La conferma è arrivata dall’analisi dei dati Istat sulle esportazioni delle regioni italiane nel terzo trimestre del 2020, effettuata dall’ufficio studi di Unioncamere Emilia-Romagna: dal report è emerso come nel periodo estivo dello scorso anno, durante il quale le imprese – grazie all’abbassamento contestuale della curva epidemiologica – hanno potuto operare in condizioni più vicine alla normalità per il temporaneo allentamento delle misure anti-Covid, è stato possibile contenere notevolmente il calo dell’export rispetto allo stesso trimestre del 2019.

Le esportazioni emiliano-romagnole sono risultate pari a poco più 15.707 milioni di euro, corrispondenti al 14,3% dell’export nazionale, con una flessione del 2,9% rispetto allo stesso periodo dell’anno precedente: un calo, certo, ma decisamente più contenuto rispetto al crollo del trimestre precedente, quello tra aprile e giugno, che aveva fatto segnare un rosso di -25,3%.

L’Emilia-Romagna si è confermata così la seconda regione italiana per quota dell’export nazionale, accusando un impatto paragonabile a quello del Veneto (-2,5%) ma molto inferiore rispetto ad altri territori del nord come Piemonte (-7,8%) e Lombardia (-7,9%). La sorpresa, invece, è stata rappresentata dalla Toscana, dove le esportazioni sono addirittura aumentate dell’1%

Per quanto riguarda i settori economici, la pandemia di nuovo coronavirus ha avuto effetti diversi e il segno “meno” ha prevalso in poco più della metà dei comparti considerati. A risentire in misura maggiore delle conseguenze dell’emergenza sanitaria sono state le esportazioni dell’aggregato delle industrie della moda (-12,3%) e dell’industria della metallurgia e dei prodotti in metallo (-13,4%), ma è risultato fortemente penalizzato anche l’export del fondamentale settore dei macchinari e delle apparecchiature meccaniche (-4,4%).

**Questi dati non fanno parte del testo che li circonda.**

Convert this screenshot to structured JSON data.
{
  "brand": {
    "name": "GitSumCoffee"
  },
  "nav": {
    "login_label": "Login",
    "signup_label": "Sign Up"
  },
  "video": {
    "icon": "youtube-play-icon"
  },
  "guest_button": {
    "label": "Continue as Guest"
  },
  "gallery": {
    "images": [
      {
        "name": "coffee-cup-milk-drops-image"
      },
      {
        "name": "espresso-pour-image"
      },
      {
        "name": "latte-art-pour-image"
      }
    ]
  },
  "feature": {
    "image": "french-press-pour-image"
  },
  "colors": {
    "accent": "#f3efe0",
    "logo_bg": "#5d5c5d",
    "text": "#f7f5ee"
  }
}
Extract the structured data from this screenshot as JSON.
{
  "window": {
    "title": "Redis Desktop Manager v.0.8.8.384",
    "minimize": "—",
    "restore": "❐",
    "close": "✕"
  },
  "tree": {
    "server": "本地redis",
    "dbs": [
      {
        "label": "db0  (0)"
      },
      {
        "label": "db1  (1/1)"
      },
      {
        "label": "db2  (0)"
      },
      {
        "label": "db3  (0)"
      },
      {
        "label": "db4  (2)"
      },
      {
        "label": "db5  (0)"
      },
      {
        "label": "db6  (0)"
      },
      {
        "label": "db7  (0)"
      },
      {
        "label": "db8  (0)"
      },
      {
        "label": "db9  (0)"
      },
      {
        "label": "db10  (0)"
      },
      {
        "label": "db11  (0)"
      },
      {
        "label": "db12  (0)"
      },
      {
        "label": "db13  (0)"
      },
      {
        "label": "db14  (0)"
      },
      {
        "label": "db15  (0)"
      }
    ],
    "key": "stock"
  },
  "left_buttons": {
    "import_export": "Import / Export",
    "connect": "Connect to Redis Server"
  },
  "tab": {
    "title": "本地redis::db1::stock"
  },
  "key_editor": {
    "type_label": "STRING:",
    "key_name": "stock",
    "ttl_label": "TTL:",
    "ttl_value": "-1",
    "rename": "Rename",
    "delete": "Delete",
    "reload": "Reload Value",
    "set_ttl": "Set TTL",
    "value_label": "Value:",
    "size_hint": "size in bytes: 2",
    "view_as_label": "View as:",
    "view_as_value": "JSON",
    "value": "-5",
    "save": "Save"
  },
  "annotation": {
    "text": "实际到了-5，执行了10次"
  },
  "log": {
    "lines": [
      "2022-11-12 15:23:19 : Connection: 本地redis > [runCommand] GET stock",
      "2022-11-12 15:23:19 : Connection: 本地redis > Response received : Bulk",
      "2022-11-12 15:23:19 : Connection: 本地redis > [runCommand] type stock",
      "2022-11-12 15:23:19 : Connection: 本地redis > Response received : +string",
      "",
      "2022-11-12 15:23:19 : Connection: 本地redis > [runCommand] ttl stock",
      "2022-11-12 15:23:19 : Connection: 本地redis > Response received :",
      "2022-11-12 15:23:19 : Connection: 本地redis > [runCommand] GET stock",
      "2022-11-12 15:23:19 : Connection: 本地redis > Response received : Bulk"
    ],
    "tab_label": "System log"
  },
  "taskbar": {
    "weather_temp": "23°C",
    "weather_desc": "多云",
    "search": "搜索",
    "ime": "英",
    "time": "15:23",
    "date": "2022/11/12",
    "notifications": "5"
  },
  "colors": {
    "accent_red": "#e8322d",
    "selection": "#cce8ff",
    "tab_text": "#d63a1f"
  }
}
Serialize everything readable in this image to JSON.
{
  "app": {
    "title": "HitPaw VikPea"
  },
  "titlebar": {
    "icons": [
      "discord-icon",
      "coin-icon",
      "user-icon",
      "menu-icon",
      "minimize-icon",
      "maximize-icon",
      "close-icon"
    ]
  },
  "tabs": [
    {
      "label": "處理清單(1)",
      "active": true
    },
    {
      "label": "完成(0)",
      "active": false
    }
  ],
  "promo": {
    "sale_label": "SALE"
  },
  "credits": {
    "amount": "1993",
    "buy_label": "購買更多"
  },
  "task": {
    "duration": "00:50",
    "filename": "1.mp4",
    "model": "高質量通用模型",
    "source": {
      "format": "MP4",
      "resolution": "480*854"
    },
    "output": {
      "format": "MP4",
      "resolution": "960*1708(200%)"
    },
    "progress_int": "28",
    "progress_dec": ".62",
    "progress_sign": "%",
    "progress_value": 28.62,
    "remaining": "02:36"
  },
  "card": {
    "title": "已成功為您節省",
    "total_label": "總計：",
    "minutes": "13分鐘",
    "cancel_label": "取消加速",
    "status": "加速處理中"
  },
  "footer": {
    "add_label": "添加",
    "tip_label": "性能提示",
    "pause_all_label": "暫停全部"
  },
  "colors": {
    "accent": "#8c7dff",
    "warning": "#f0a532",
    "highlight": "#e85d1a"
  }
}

Al contrario, hanno retto alle difficoltà connesse all’epidemia Covid-19 l’industria dei mezzi di trasporto (+8% delle vendite estere), quella della lavorazione di minerali non metalliferi (ceramica e vetro, +5,2%) e quella delle industrie chimica, farmaceutica e delle materie plastiche (+4,2%), trainate dal formidabile incremento del 36,4% dei prodotti farmaceutici.

I risultati ottenuti sui mercati di sbocco hanno risentito della composizione dell’export regionale e dell’intensità con la quale la pandemia ha colpito in ogni singolo paese del mondo. Il mercato europeo, fondamentale per l’export dell’Emilia-Romagna, ha subìto una contrazione dell’1,7%, più marcata nella sola Unione (-2,4%) e leggermente superiore nell’area dell’euro (-2,7%).

La tendenza negativa è stata contenuta anche nel complesso dei mercati asiatici (-2,7%), mentre è risultata ben più evidente in quelli americani (-9,3%). Segno rosso anche per quanto riguarda l’Africa (-6,4%), mentre è stato registrato un buon exploit sui mercati dell’Oceania (+18%). Suddividendo per singoli Paesi, l’export verso Germania e Francia si è caratterizzato in negativo ma in linea con la media dell’area europea, mentre è andata peggio in Spagna (-10,8%), negli Stati Uniti (-12,9%) e in Russia (-13%). Non sono mancati tuttavia i segni positivi: Polonia (+3,5%), Canada (+6,2%), Regno Unito (+8,4%) e soprattutto Cina (+18,1%).